Note marginale :Droit à un congé
  •  (1) L’employé qui est membre de la force de réserve et qui travaille pour un employeur sans interruption depuis au moins six mois ou toute période plus courte prévue par règlement pour une catégorie d’employés à laquelle il appartient a droit à un congé afin :

    • a) de prendre part à une opération au Canada ou à l’étranger — y compris la préparation, l’entraînement, le repos et le déplacement à partir du lieu de sa résidence ou vers ce lieu — désignée par le ministre de la Défense nationale;

    • b) de prendre part à une activité réglementaire;

    • c) de prendre part à l’entraînement annuel durant la période prévue par règlement ou, à défaut, durant une période d’au plus quinze jours;

    • d) de recevoir l’instruction à laquelle il est astreint en application de l’alinéa 33(2)a) de la Loi sur la défense nationale;

    • e) de se soumettre à l’obligation de service légitime en application de l’alinéa 33(2)b) de la Loi sur la défense nationale;

    • f) de se soumettre à l’obligation de prêter main-forte au pouvoir civil en application de l’article 275 de la Loi sur la défense nationale;

    • g) de suivre des traitements ou un programme de réadaptation ou se rétablir relativement à un problème de santé physique ou mentale qui découle de l’accomplissement de son service dans le cadre des opérations ou des activités réglementaires ou autres visées au présent paragraphe.

  • Note marginale :Désignation d’opération

    (2) Le ministre de la Défense nationale peut, en consultation avec le ministre, désigner une opération pour l’application de l’alinéa (1)a) ou autoriser toute autre personne à le faire.

  • Note marginale :Effet

    (3) La désignation prend effet à la date où elle est faite ou à la date antérieure ou postérieure que le ministre de la Défense nationale ou l’autre personne précise.
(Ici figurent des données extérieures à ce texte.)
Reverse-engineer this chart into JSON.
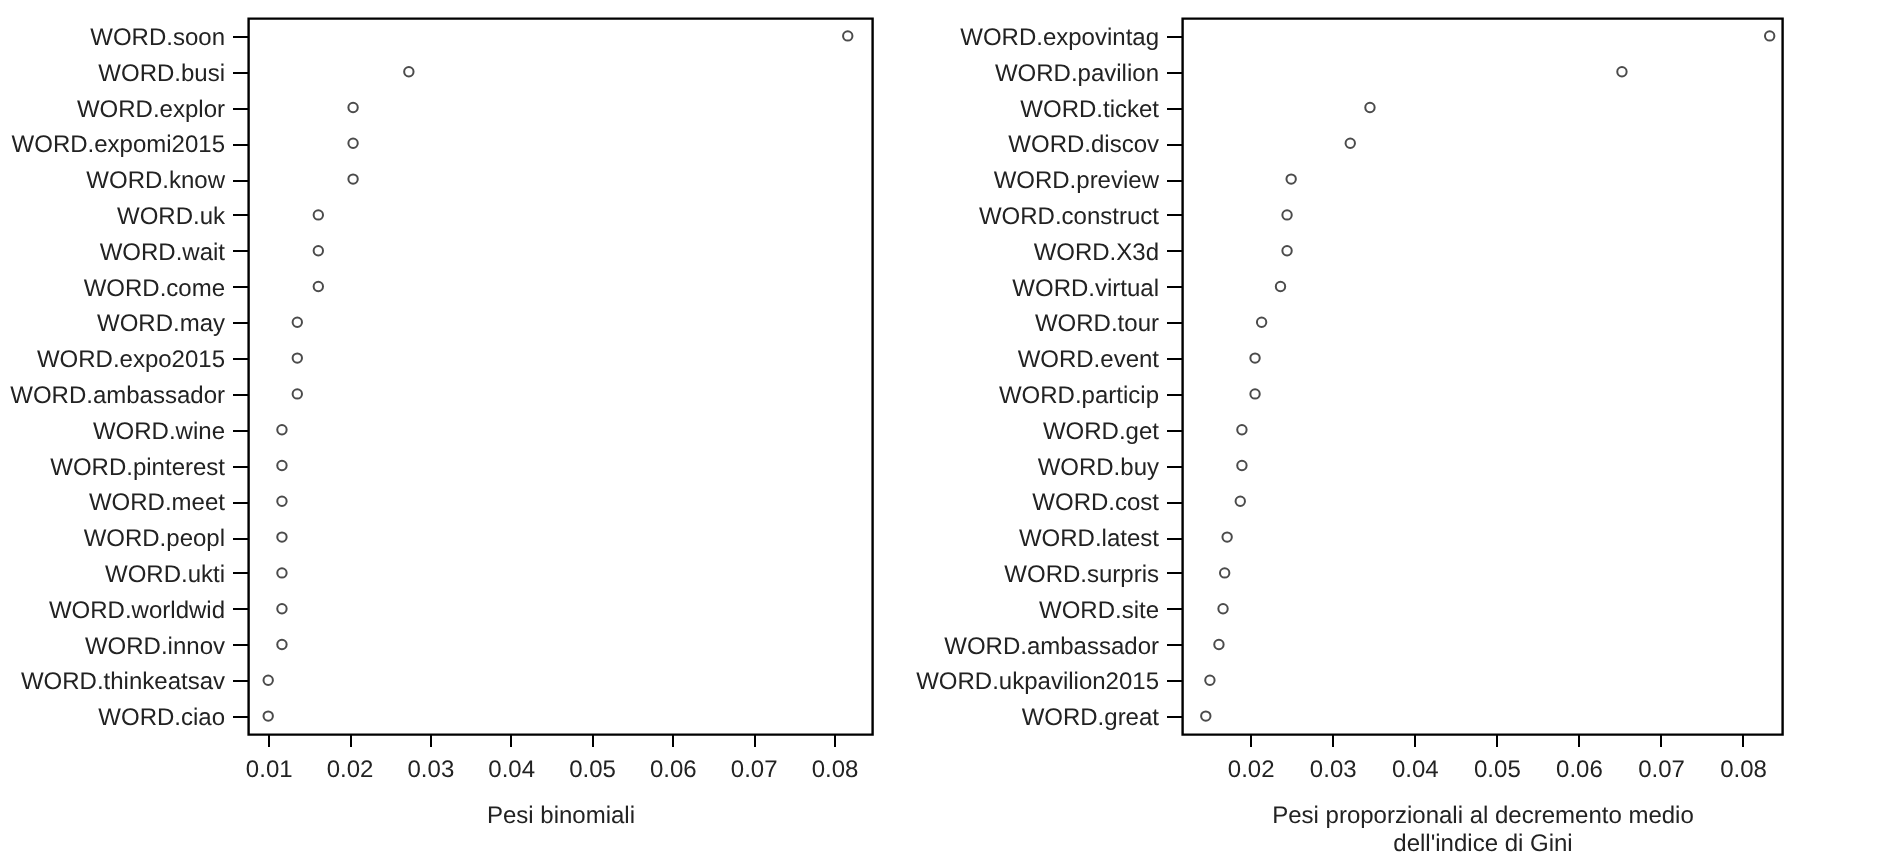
{
  "chart_data": [
    {
      "type": "scatter",
      "orientation": "horizontal",
      "xlabel": "Pesi binomiali",
      "marker": "circle",
      "grid": false,
      "categories": [
        "WORD.soon",
        "WORD.busi",
        "WORD.explor",
        "WORD.expomi2015",
        "WORD.know",
        "WORD.uk",
        "WORD.wait",
        "WORD.come",
        "WORD.may",
        "WORD.expo2015",
        "WORD.ambassador",
        "WORD.wine",
        "WORD.pinterest",
        "WORD.meet",
        "WORD.peopl",
        "WORD.ukti",
        "WORD.worldwid",
        "WORD.innov",
        "WORD.thinkeatsav",
        "WORD.ciao"
      ],
      "series": [
        {
          "color": "#000000",
          "values": [
            0.0817,
            0.0274,
            0.0205,
            0.0205,
            0.0205,
            0.0162,
            0.0162,
            0.0162,
            0.0136,
            0.0136,
            0.0136,
            0.0117,
            0.0117,
            0.0117,
            0.0117,
            0.0117,
            0.0117,
            0.0117,
            0.01,
            0.01
          ]
        }
      ],
      "xlim": [
        0.0075,
        0.0847
      ],
      "xticks": [
        0.01,
        0.02,
        0.03,
        0.04,
        0.05,
        0.06,
        0.07,
        0.08
      ]
    },
    {
      "type": "scatter",
      "orientation": "horizontal",
      "xlabel": "Pesi proporzionali al decremento medio\ndell'indice di Gini",
      "marker": "circle",
      "grid": false,
      "categories": [
        "WORD.expovintag",
        "WORD.pavilion",
        "WORD.ticket",
        "WORD.discov",
        "WORD.preview",
        "WORD.construct",
        "WORD.X3d",
        "WORD.virtual",
        "WORD.tour",
        "WORD.event",
        "WORD.particip",
        "WORD.get",
        "WORD.buy",
        "WORD.cost",
        "WORD.latest",
        "WORD.surpris",
        "WORD.site",
        "WORD.ambassador",
        "WORD.ukpavilion2015",
        "WORD.great"
      ],
      "series": [
        {
          "color": "#000000",
          "values": [
            0.0833,
            0.0653,
            0.0346,
            0.0322,
            0.025,
            0.0245,
            0.0245,
            0.0237,
            0.0214,
            0.0206,
            0.0206,
            0.019,
            0.019,
            0.0188,
            0.0172,
            0.0169,
            0.0167,
            0.0162,
            0.0151,
            0.0146
          ]
        }
      ],
      "xlim": [
        0.0117,
        0.0848
      ],
      "xticks": [
        0.02,
        0.03,
        0.04,
        0.05,
        0.06,
        0.07,
        0.08
      ]
    }
  ]
}
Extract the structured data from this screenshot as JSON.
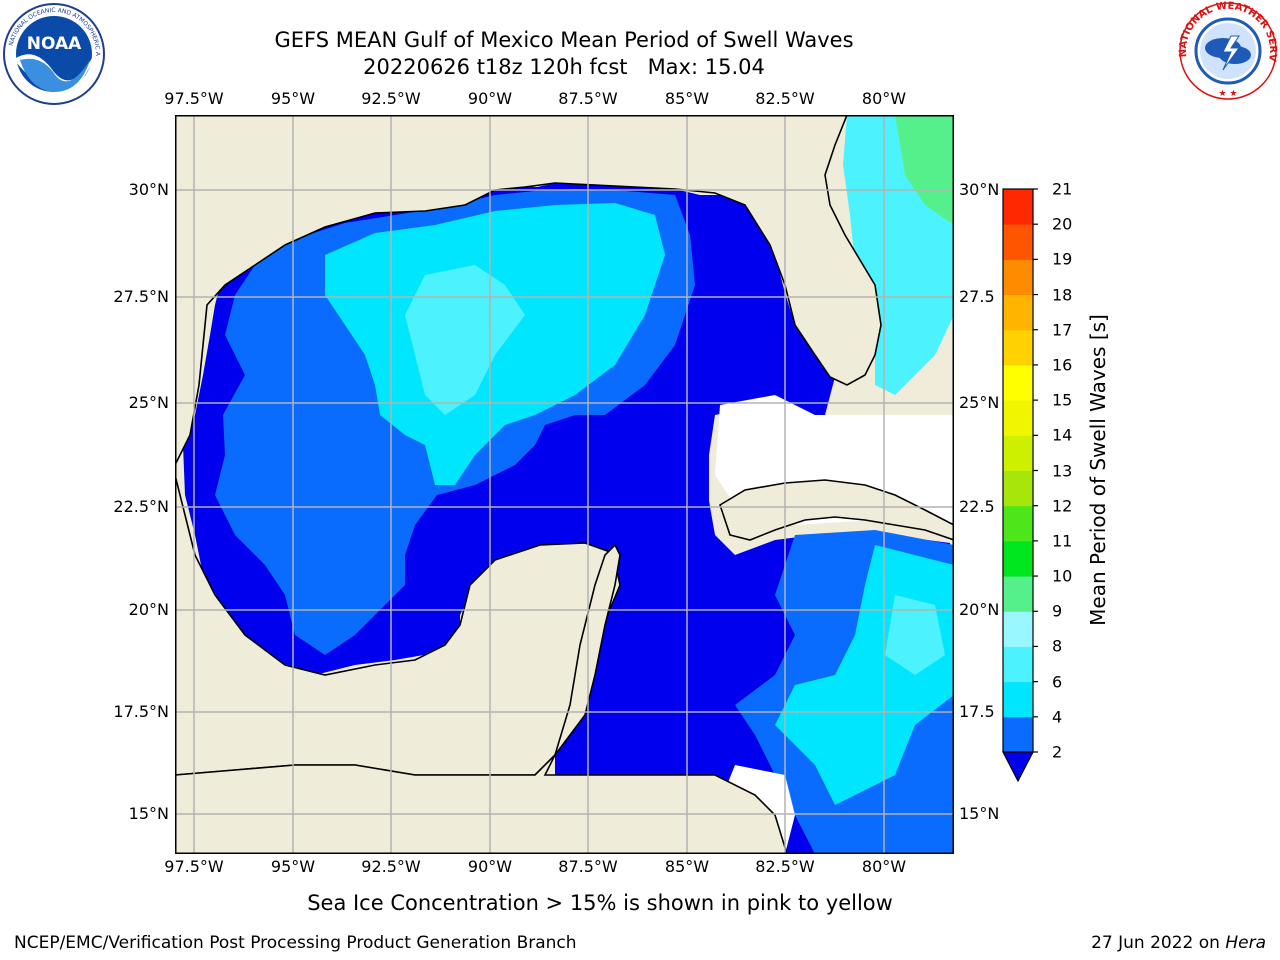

Le ministre de la Défense nationale ou l’autre personne peut prévoir sa date de cessation d’effet.

  • Note marginale :Exception

    (4) Par dérogation au paragraphe (1), l’employé n’a pas droit au congé si le ministre est d’avis que le fait pour l’employé, à titre individuel ou au titre de son appartenance à une catégorie d’employés, de prendre congé causerait un préjudice injustifié à l’employeur ou aurait des conséquences néfastes pour la santé ou la sécurité publiques.

  • 2008, ch. 15, art. 1.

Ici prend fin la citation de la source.